Exploring and Cleaning Data with OpenRefine

Attribution

This workshop uses the Data Cleaning with OpenRefine for Social Scientists course from Data Carpentry as it’s basis.

A part of the data workflow is preparing the data for analysis. Some of this involves data cleaning, where errors in the data are identifed and corrected or formatting made consistent. This step must be taken with the same care and attention to reproducibility as the analysis.

OpenRefine (formerly Google Refine) is a powerful free and open source tool for working with messy data: cleaning it and transforming it from one format into another.

This lesson will teach you to use OpenRefine to effectively clean and format data and automatically track any changes that you make. Many people comment that this tool saves them literally months of work trying to make these edits by hand.

Getting Started

This workshop is modeled after the methodologies of Software/Data Carpentry: the teaching is hands-on, so participants are encouraged to use their own computers to ensure the proper setup of tools for an efficient workflow.

These lessons assume no prior knowledge of the skills or tools.

To get started, follow the directions in the “Setup” tab to download data to your computer and follow any installation instructions.

Prerequisites

This lesson requires a working copy of OpenRefine (also called GoogleRefine).

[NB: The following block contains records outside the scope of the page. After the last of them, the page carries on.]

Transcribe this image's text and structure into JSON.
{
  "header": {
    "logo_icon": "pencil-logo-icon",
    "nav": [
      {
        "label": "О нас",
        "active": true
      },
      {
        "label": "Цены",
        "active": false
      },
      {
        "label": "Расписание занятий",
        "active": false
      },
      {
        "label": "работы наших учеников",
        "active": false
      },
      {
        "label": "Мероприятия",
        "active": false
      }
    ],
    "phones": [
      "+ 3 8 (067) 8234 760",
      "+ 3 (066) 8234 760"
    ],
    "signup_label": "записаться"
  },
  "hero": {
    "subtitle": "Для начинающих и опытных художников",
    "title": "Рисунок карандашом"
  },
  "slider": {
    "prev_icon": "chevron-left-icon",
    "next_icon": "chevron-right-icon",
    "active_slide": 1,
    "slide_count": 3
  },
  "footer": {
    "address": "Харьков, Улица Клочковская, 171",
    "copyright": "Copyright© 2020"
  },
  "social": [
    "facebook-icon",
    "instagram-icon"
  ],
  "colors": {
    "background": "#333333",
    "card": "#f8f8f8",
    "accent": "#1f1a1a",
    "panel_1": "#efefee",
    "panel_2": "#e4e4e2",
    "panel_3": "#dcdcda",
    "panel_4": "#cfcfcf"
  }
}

To most effectively use these materials, please make sure to install everything before working through this lesson.

For Instructors

If you are teaching this lesson in a workshop, please see the Instructor notes.

Schedule

Setup Download files required for the lesson
00:00 1. Introduction What is OpenRefine useful for?
00:05 2. Getting data into OpenRefine How can we bring our data into OpenRefine?
00:15 3. Know your data What information is in our data?
What kinds of questions can our data answer?
What kinds of questions can not be answered by our data?
00:25 4. Undo/Redo How can we undo operations of our data
00:35 5. Facets How can we use facets to explore our data?
How can we find problems in our raw data?
00:55 6. Filtering with OpenRefine How can we filter our data?
01:05 7. Examining Numbers in OpenRefine How can we convert a column from one data type to another?
01:15 8. Sorting data with OpenRefine How can we sort our data?
01:25 9. Cleaning by Clustering How can we find and correct errors in our raw data?
01:45 10. Splitting data How do we deal with multiple data in a single field?
01:55 11. Exporting and Saving Data from OpenRefine How can we save and export our cleaned data from OpenRefine?
02:05 12. Using scripts How can we document the data-cleaning steps we’ve applied to our data?
How can we apply these steps to additional data sets?
02:15 13. Other Resources in OpenRefine What other resources are available for working with OpenRefine?
02:20 Finish

The actual schedule may vary slightly depending on the topics and exercises chosen by the instructor.